How Writers Are Like Prostitutes

Most U.S. reviews of Showtime’s Secret Diary of a Call Girl compare it with Sex and the City . Like that old HBO mainstay, the British show concerns a young woman with a killer wardrobe, a penchant for voice-over narration, and a tendency to talk directly to the camera. Both have their origins in unconventional literary sources— Sex and the City grew out of Candace Bushnell’s relationship column in the New York Observer , and Secret Diary of a Call Girl is adapted from an anonymous blog that spawned a hugely popular series of books . Both feature skylines, shoes, and shagging. What’s more, Sex and the City ‘s Carrie and Secret Diary of a Call Girl ‘s Belle are both published authors. But the similarities end there.

While Carrie is merely whorish, Belle is literally a whore. (OK, a high-end “call girl.”) And while Carrie was a terrible writer—didn’t you always cringe when she intoned a topic sentence?—Belle’s a good one. Viewers don’t hear a lot of Belle’s prose read aloud, but we know it’s great because other characters read it, smile, and beam, “This is great!

Of course, it makes sense that a prostitute would be a great writer, given how much the two professions have in common.

Many practitioners use pseudonyms: “Belle” is a cover identity, a device to keep Hannah’s life separate from her work.

They do it for the money: In the age of unpaid blogging, writers are constantly being reminded that they shouldn’t give the goods away for free.

They work with middlemen: What are publishers other than pimps? “You’re on [her publisher’s] books to make money.” Hannah’s jealous best friend reminds her. “That’s what you are to him: a cash cow.”

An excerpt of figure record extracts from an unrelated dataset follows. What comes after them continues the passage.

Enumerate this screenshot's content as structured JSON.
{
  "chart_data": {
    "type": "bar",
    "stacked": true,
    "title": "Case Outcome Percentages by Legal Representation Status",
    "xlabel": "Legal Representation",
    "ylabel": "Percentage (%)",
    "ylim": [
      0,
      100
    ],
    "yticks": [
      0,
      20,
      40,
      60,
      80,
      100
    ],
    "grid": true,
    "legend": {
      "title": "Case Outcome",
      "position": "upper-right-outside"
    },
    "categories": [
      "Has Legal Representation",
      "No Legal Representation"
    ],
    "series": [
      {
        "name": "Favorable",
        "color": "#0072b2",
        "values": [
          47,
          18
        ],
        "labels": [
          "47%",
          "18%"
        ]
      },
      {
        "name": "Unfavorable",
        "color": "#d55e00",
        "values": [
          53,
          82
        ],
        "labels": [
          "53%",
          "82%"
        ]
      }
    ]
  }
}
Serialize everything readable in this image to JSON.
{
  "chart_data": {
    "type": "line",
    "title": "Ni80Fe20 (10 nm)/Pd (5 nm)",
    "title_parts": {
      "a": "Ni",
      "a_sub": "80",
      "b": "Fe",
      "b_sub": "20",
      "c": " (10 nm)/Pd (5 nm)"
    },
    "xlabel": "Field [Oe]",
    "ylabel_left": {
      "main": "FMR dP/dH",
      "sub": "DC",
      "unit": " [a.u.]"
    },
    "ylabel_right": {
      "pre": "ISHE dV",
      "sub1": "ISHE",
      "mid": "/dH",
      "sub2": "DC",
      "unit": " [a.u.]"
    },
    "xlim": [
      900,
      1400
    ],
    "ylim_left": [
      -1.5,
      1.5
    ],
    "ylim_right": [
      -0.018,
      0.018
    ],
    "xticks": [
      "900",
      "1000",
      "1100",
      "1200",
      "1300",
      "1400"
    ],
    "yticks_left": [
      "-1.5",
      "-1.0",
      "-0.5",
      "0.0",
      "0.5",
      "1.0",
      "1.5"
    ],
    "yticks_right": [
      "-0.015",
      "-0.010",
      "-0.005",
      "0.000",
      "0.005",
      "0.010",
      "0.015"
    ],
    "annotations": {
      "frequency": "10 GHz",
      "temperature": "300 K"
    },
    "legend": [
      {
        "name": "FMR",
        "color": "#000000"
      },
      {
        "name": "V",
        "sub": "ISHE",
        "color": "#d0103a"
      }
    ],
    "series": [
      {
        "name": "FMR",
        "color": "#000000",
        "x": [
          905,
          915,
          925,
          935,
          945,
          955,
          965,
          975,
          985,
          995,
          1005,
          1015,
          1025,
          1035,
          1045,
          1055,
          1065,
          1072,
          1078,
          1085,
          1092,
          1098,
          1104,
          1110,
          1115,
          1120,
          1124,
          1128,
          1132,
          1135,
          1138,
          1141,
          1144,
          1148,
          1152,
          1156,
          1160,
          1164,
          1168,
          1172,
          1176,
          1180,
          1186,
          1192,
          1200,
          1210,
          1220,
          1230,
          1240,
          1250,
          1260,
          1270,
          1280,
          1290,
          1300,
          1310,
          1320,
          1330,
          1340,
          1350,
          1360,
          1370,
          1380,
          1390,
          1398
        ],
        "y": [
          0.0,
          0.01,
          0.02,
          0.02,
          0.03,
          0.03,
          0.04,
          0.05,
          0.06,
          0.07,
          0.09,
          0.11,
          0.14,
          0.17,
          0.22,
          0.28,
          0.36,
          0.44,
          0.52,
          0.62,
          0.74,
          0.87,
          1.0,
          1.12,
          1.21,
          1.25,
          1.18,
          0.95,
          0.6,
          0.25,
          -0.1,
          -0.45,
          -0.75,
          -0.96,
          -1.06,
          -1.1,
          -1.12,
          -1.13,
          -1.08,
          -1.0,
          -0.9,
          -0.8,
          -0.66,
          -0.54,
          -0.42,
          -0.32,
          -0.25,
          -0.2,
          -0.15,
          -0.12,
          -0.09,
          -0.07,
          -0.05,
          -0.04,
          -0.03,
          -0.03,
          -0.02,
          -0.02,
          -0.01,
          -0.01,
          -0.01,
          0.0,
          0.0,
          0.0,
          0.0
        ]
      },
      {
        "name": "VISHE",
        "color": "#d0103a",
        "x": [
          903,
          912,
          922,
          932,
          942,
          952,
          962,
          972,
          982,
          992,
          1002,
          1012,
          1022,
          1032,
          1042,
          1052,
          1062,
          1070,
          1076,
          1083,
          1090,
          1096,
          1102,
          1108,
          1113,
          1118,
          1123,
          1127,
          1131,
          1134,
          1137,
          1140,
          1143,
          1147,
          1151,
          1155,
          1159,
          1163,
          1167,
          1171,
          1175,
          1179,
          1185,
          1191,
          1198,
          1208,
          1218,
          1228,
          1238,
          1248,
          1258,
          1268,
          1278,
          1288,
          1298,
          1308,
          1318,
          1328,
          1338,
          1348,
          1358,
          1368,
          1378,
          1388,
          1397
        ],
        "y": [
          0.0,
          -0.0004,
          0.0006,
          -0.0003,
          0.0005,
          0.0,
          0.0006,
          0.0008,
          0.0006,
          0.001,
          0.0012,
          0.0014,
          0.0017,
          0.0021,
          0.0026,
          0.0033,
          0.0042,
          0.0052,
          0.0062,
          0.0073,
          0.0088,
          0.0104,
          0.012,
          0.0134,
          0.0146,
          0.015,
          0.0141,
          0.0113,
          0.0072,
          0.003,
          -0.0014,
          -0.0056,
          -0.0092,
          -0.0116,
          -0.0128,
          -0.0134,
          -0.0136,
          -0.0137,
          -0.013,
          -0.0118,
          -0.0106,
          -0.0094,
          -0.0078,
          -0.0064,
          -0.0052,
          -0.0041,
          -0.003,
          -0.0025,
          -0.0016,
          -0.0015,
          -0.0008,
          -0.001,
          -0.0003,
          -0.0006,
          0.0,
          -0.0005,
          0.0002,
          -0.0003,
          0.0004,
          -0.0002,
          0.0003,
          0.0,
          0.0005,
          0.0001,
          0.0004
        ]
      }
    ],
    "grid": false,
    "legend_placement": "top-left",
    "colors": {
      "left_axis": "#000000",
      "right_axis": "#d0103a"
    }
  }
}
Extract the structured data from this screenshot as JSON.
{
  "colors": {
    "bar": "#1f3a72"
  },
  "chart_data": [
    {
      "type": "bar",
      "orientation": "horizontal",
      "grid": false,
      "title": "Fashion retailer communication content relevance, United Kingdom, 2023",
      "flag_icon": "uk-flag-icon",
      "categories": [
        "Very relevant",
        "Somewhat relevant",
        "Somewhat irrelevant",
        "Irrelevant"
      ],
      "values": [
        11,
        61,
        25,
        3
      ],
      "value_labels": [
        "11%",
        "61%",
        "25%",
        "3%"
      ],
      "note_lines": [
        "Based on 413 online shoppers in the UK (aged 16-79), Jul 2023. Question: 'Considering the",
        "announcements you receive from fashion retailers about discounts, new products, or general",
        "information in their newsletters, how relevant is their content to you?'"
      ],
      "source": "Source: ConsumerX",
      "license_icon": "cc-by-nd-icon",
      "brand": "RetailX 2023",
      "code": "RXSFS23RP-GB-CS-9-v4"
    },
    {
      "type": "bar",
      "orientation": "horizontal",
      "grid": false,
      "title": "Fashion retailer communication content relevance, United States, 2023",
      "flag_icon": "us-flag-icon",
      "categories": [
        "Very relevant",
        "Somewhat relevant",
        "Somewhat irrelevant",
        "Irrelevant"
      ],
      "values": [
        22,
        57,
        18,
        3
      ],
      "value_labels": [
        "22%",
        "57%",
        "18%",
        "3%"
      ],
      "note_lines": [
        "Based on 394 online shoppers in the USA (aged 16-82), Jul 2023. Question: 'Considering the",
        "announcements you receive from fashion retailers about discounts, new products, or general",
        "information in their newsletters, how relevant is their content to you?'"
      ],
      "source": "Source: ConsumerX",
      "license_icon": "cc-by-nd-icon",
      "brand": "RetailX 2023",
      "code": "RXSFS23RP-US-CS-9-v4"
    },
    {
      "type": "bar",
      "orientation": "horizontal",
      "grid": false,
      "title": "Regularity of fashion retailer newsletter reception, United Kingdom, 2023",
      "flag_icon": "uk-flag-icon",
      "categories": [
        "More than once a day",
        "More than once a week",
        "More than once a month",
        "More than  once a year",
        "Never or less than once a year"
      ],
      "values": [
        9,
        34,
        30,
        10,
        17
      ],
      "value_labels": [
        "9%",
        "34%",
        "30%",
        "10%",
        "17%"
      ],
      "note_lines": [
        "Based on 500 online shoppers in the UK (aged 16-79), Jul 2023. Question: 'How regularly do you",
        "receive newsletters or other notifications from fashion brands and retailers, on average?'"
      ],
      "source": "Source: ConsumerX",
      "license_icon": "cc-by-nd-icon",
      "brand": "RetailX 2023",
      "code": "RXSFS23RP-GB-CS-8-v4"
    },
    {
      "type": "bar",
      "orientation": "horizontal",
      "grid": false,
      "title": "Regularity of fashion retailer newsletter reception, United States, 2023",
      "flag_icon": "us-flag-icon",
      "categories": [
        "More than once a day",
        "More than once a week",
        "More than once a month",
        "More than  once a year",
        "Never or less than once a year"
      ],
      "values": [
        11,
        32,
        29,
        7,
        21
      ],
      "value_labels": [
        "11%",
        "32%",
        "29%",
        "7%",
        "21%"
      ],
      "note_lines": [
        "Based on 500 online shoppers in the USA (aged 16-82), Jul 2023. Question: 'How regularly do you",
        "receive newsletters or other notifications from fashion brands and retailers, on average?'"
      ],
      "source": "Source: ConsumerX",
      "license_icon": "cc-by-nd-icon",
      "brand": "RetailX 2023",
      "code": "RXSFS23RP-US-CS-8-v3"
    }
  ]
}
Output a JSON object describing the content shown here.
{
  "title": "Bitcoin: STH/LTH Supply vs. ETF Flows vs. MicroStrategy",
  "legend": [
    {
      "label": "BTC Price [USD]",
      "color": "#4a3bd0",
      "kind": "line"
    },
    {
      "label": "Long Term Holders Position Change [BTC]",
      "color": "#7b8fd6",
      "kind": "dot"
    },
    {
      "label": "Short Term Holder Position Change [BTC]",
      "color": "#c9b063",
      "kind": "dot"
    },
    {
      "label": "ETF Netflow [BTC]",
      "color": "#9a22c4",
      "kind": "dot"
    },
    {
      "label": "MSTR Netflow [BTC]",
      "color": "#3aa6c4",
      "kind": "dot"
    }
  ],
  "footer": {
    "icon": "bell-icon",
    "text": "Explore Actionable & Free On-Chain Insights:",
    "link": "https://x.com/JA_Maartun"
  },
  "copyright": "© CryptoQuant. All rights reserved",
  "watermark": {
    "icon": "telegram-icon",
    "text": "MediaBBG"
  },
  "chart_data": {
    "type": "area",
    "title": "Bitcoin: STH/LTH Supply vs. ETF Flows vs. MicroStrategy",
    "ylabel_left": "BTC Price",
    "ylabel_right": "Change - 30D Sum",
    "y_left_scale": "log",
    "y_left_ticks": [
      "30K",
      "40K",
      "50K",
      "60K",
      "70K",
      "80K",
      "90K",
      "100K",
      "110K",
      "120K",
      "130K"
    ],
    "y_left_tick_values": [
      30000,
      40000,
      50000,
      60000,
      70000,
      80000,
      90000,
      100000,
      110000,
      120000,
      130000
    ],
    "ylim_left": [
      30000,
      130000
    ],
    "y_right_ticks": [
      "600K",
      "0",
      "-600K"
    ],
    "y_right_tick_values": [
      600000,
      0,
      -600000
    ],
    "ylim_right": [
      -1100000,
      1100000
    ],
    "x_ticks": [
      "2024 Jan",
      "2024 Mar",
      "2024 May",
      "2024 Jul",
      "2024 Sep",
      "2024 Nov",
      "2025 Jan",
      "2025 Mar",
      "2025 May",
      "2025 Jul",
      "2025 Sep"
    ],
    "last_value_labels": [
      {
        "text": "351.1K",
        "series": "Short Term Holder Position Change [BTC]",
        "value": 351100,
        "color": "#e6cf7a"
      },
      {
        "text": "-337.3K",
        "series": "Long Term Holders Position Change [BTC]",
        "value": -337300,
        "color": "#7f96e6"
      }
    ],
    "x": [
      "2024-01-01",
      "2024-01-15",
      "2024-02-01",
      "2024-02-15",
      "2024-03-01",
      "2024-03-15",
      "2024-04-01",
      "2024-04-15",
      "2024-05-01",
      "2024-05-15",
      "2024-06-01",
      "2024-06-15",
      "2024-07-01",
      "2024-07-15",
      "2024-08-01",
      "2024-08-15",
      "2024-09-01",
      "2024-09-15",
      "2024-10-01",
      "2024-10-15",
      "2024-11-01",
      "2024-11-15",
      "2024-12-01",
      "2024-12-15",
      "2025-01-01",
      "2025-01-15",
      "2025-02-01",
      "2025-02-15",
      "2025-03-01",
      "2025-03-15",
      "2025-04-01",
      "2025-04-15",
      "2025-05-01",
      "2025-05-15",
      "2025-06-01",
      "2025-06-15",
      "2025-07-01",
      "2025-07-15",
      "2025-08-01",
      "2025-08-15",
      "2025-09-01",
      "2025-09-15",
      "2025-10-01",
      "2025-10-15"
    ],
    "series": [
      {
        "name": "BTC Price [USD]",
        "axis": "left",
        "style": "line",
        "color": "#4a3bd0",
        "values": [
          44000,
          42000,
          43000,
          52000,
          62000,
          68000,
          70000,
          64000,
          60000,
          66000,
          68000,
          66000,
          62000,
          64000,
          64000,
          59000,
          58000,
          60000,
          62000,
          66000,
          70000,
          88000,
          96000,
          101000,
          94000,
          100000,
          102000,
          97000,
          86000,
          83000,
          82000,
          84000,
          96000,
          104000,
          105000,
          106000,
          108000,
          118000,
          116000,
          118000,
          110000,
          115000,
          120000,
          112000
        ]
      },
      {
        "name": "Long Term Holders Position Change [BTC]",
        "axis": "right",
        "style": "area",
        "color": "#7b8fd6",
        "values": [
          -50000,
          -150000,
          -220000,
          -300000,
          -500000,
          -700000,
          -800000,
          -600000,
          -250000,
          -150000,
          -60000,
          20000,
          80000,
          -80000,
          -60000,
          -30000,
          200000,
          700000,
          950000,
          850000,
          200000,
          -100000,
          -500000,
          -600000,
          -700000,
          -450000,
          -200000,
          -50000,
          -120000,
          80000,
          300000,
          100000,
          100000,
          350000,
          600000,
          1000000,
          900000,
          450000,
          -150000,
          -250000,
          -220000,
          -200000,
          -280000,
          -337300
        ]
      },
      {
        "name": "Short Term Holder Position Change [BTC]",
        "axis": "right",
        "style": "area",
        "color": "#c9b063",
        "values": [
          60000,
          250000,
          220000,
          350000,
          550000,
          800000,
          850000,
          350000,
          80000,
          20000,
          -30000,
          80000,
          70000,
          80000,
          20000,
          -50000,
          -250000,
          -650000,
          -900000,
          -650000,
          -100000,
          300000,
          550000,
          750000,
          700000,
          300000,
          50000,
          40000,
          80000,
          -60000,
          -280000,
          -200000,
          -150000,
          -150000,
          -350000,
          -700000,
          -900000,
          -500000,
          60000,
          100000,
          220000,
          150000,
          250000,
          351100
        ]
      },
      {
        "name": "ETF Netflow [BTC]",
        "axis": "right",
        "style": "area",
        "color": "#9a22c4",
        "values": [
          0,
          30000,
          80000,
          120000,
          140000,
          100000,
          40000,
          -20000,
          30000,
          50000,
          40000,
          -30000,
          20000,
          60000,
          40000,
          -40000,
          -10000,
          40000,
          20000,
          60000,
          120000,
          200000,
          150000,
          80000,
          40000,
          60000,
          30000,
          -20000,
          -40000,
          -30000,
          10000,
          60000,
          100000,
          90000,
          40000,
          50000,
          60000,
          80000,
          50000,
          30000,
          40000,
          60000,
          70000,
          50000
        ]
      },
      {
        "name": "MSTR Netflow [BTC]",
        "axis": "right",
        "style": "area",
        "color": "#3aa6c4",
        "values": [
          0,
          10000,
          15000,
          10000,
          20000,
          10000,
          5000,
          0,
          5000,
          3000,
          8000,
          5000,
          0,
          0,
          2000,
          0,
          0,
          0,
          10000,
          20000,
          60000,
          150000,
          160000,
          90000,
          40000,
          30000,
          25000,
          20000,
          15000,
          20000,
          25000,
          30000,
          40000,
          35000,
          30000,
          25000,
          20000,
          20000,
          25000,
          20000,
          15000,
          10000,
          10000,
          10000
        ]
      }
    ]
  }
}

In the just-completed third season, Belle proves herself a peerless dispenser of practical writing tips. She’s the Natalie Goldberg of whoring because she understands that pleasing her editor is no different from pleasing her clients. This leads to such dual-purpose gems as: “If you’re going to do role-play, you have to do it completely. You have to get every detail right. You have to work out how he wants to feel, get inside his head, find the spark of fantasy, fan it until it’s on fire.” It’s something that every writing teacher could learn from: The best writing tips also work as sex advice.